La plupart des managers et pilotes diront ensuite qu'un départ sous la voiture de sécurité s'imposait, comme cela fut d'ailleurs le cas l'an passé. Mais le début de course en avait pâti... il est bien difficile de jouer les juges dans ces conditions.

 

A l'origine de la catastrophe, une petite touchette entre Coulthard et Irvine à La Source. L'Irlandais continue mais l'Écossais a du mal à se replacer, part en travers, tape le rail, traverse la piste, et sème la panique et la désolation Quelques-uns sont passés avant, Verstappen se faufile dans le carnage, ne récoltant qu'un pneu crevé. Pour douze autres, c'est la fin du monde. Heureusement sans gros pépin sur le plan médical seul Barrichello a pris une grosse ecchymose.

 

Le Brésilien est forfait au second départ, tout comme Panis, Salo et Rosset dont ce n'est pas le tour de prendre le mulet. Le temps de nettoyer le cimetière de F1 et la pluie s'est calmée. Hill effectue un superbe départ alors que les McLaren piétinent. Du coup, l'Anglais prend la tête devant Irvine, tandis que Schumacher déborde Hakkinen. De nouveau touchette, le Finlandais part en toupie, voit passer des voitures... et reçoit Herbert dans le museau !

 

La roue avant-gauche arrachée, le tenant provisoire du titre est dans une piteuse allure... et dans une bien mauvaise posture pour la fin de saison. D'autant que Schumacher n'attend pas pour s'emparer de la deuxième place et filer le train à son ancien rival dont la Jordan ne fait manifestement pas le poids. La seconde McLaren n'offre pas de danger : Coulthard accroché avec Wurz ne poursuit que cahin-caha. Damon et Michael mènent la danse mais la Ferrari prend l'avantage au huitième tour et s'en va. Derrière, les incidents sont nombreux et variés, parfois fatals, parfois sans grave conséquence.

 

Au tiers de l'épreuve, l'Allemand a dix-huit secondes d'avance sur Hill et Alesi, comme d'habitude fameux sous la pluie mais bientôt mangé par la seconde Jordan de Ralf. Le petit Schum doublonne d'ailleurs son frère : durant plusieurs tours, les deux hommes sont les plus rapides et se taillent de solides positions. En sandwich, Hill n'a pas la meilleure place.
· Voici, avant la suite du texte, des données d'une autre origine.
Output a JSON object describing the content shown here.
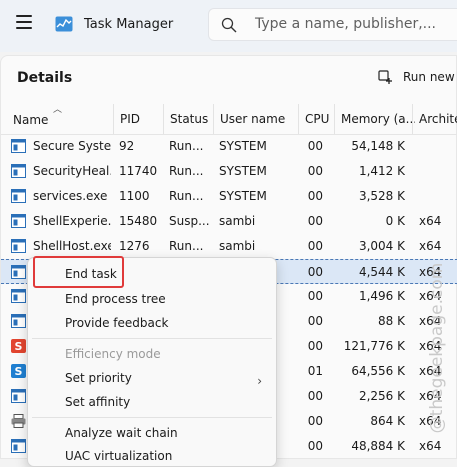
{
  "window": {
    "title": "Task Manager",
    "search_placeholder": "Type a name, publisher,...",
    "hamburger_icon": "menu-icon",
    "app_icon": "task-manager-icon"
  },
  "page": {
    "section_title": "Details",
    "run_task_label": "Run new t"
  },
  "table": {
    "columns": [
      "Name",
      "PID",
      "Status",
      "User name",
      "CPU",
      "Memory (a...",
      "Archite"
    ],
    "sort_column": "Name",
    "rows": [
      {
        "name": "Secure System",
        "pid": "92",
        "status": "Run...",
        "user": "SYSTEM",
        "cpu": "00",
        "mem": "54,148 K",
        "arch": "",
        "icon": "process-window-icon"
      },
      {
        "name": "SecurityHeal...",
        "pid": "11740",
        "status": "Run...",
        "user": "SYSTEM",
        "cpu": "00",
        "mem": "1,412 K",
        "arch": "",
        "icon": "process-window-icon"
      },
      {
        "name": "services.exe",
        "pid": "1100",
        "status": "Run...",
        "user": "SYSTEM",
        "cpu": "00",
        "mem": "3,528 K",
        "arch": "",
        "icon": "process-window-icon"
      },
      {
        "name": "ShellExperie...",
        "pid": "15480",
        "status": "Susp...",
        "user": "sambi",
        "cpu": "00",
        "mem": "0 K",
        "arch": "x64",
        "icon": "process-window-icon"
      },
      {
        "name": "ShellHost.exe",
        "pid": "1276",
        "status": "Run...",
        "user": "sambi",
        "cpu": "00",
        "mem": "3,004 K",
        "arch": "x64",
        "icon": "process-window-icon"
      },
      {
        "name": "",
        "pid": "",
        "status": "",
        "user": "",
        "cpu": "00",
        "mem": "4,544 K",
        "arch": "x64",
        "icon": "process-window-icon",
        "selected": true
      },
      {
        "name": "",
        "pid": "",
        "status": "",
        "user": "",
        "cpu": "00",
        "mem": "1,496 K",
        "arch": "x64",
        "icon": "process-window-icon"
      },
      {
        "name": "",
        "pid": "",
        "status": "",
        "user": "",
        "cpu": "00",
        "mem": "88 K",
        "arch": "x64",
        "icon": "process-window-icon"
      },
      {
        "name": "",
        "pid": "",
        "status": "",
        "user": "",
        "cpu": "00",
        "mem": "121,776 K",
        "arch": "x64",
        "icon": "snagit-icon"
      },
      {
        "name": "",
        "pid": "",
        "status": "",
        "user": "",
        "cpu": "01",
        "mem": "64,556 K",
        "arch": "x64",
        "icon": "snagit-editor-icon"
      },
      {
        "name": "",
        "pid": "",
        "status": "",
        "user": "",
        "cpu": "00",
        "mem": "2,256 K",
        "arch": "x64",
        "icon": "process-window-icon"
      },
      {
        "name": "",
        "pid": "",
        "status": "",
        "user": "",
        "cpu": "00",
        "mem": "864 K",
        "arch": "x64",
        "icon": "printer-icon"
      },
      {
        "name": "",
        "pid": "",
        "status": "",
        "user": "",
        "cpu": "00",
        "mem": "48,884 K",
        "arch": "x64",
        "icon": "process-window-icon"
      }
    ]
  },
  "context_menu": {
    "items": [
      {
        "label": "End task",
        "enabled": true
      },
      {
        "label": "End process tree",
        "enabled": true
      },
      {
        "label": "Provide feedback",
        "enabled": true
      },
      {
        "label": "Efficiency mode",
        "enabled": false
      },
      {
        "label": "Set priority",
        "enabled": true,
        "submenu": true
      },
      {
        "label": "Set affinity",
        "enabled": true
      },
      {
        "label": "Analyze wait chain",
        "enabled": true
      },
      {
        "label": "UAC virtualization",
        "enabled": true
      }
    ]
  },
  "watermark": "@thegeekpage.com",
  "colors": {
    "accent": "#0067c0",
    "selection": "#dbe7f6",
    "highlight_box": "#e03a3a"
  }
}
Pas encore.

 

Schumacher la lui offre en heurtant Coulthard à qui il va prendre un tour de plus. La Ferrari sur trois roues, c'est terminé ; d'une façon qui fait sortir Michael de ses gonds, au point de devoir être ceinturé...

 

Désormais, le spectacle est sur le muret des stands, où Eddie Jordan se ronge les ongles. Sept ans de réflexions. Cent vingt-sept Grands Prix pour un doublé, le rêve absolu.

 

Peter Sauber n'est pas moins fier de son Alesi troisième, et Prost GP peut enfin goûter son premier point de l'année, grâce à Trulli.